In a conference room in Berlin, around the corner from Potsdamer Platz, a German journalist called Peter Brinkmann is telling me how he helped bring down the Berlin Wall. It’s a story I’ve heard before, but never from the horse’s mouth, and it’s thrilling to hear it from the man himself, 30 years on. Brinkmann, a West German, was working in East Berlin for the West German newspaper Bild when, on 9 November 1989, he was summoned to a press conference by East Germany’s ruling Socialist Unity Party (SED). He sensed something special was afoot. That summer Austria and Hungary had opened the border between their countries, giving East Germans an escape route – via Czechoslovakia into Hungary, and on into Western Europe. Now that the Czech government had closed their border, in a bid to block this route, East Germans were taking to the streets, demanding the right to travel.
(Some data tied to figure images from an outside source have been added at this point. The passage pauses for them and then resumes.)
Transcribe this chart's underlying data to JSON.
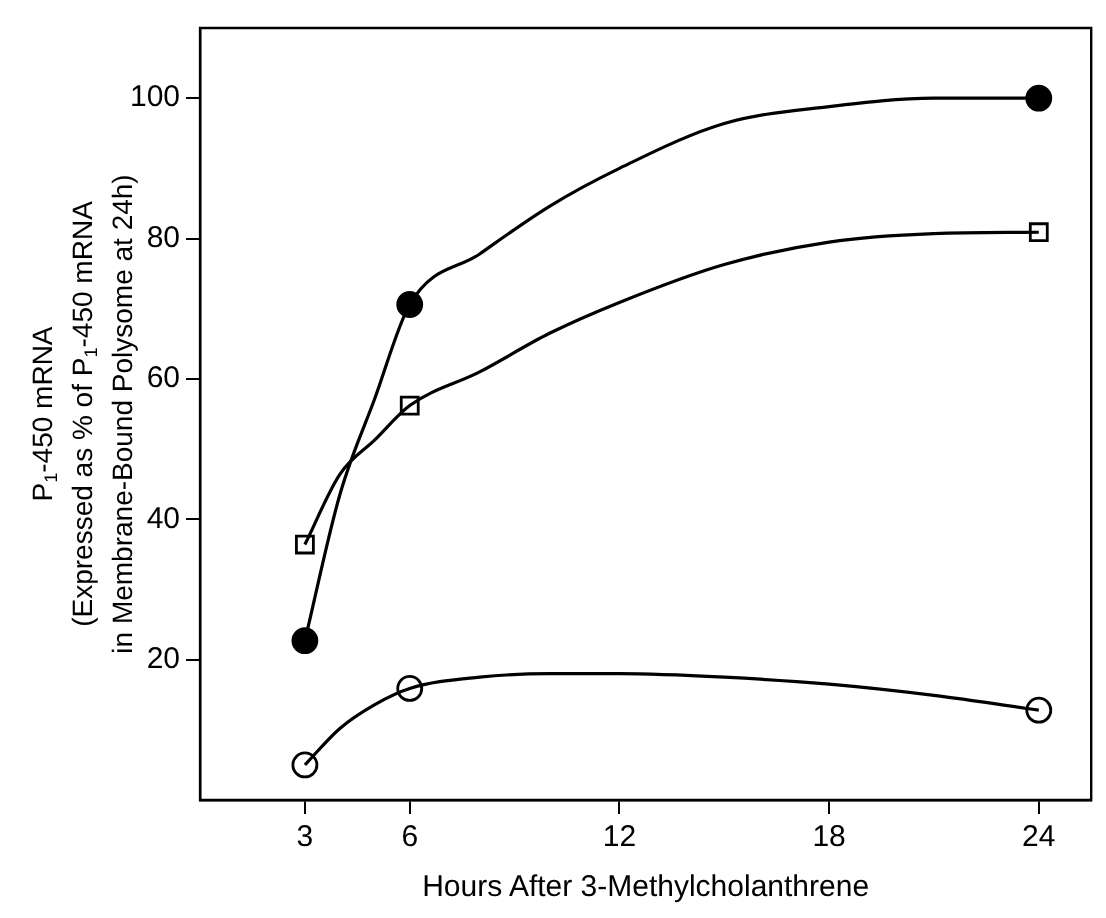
{
  "chart_data": {
    "type": "scatter",
    "xlabel": "Hours After 3-Methylcholanthrene",
    "ylabel": "P$_{1}$-450 mRNA\n(Expressed as % of P$_{1}$-450 mRNA\nin Membrane-Bound Polysome at 24h)",
    "xlim": [
      0,
      25.5
    ],
    "xticks": [
      3,
      6,
      12,
      18,
      24
    ],
    "ylim": [
      0,
      110
    ],
    "yticks": [
      20,
      40,
      60,
      80,
      100
    ],
    "grid": false,
    "legend": false,
    "series": [
      {
        "type": "line",
        "marker": "none",
        "color": "#000000",
        "x": [
          3,
          4,
          5,
          6,
          8,
          10,
          12,
          15,
          18,
          21,
          24
        ],
        "values": [
          22.7,
          43.5,
          57.2,
          70.6,
          77.8,
          84.6,
          90,
          96.4,
          98.8,
          100,
          100
        ]
      },
      {
        "type": "line",
        "marker": "none",
        "color": "#000000",
        "x": [
          3,
          4,
          5,
          6,
          8,
          10,
          12,
          15,
          18,
          21,
          24
        ],
        "values": [
          36.4,
          46.4,
          51.3,
          56.2,
          61,
          66.5,
          70.9,
          76.3,
          79.5,
          80.7,
          80.9
        ]
      },
      {
        "type": "line",
        "marker": "none",
        "color": "#000000",
        "x": [
          3,
          4,
          5,
          6,
          8,
          10,
          12,
          15,
          18,
          21,
          24
        ],
        "values": [
          5,
          10.2,
          13.6,
          15.9,
          17.5,
          18,
          18,
          17.5,
          16.5,
          14.9,
          12.8
        ]
      },
      {
        "type": "scatter",
        "marker": "circle",
        "color": "#000000",
        "x": [
          3,
          6,
          24
        ],
        "values": [
          22.7,
          70.6,
          100
        ]
      },
      {
        "type": "scatter",
        "marker": "square",
        "color": "#ffffff",
        "x": [
          3,
          6,
          24
        ],
        "values": [
          36.4,
          56.2,
          80.9
        ]
      },
      {
        "type": "scatter",
        "marker": "circle",
        "color": "#ffffff",
        "x": [
          3,
          6,
          24
        ],
        "values": [
          5,
          15.9,
          12.8
        ]
      }
    ]
  }
}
To quell these growing protests, the SED decided to announce that East Germans would henceforth be allowed to travel directly to West Germany provided they had a passport, something very few East Germans possessed. On paper, it seemed a clever plan. By giving East Germans the right to travel, the SED would take the heat out of the demonstrations, safe in the knowledge that the vast majority of citizens would have to apply for passports, a lengthy bureaucratic process which the government could control.

There was only one problem: the man they chose to make the announcement, Günter Schabowksi, hadn’t been at the relevant meeting. He hadn’t even read the press release. And so when he read it out, at the press conference, he was just as surprised as the attendant journalists. In the resulting pandemonium, the crucial detail about passports was forgotten. When Brinkmann asked when East Germans could travel, Schabowksi replied: “Immediately, I suppose.”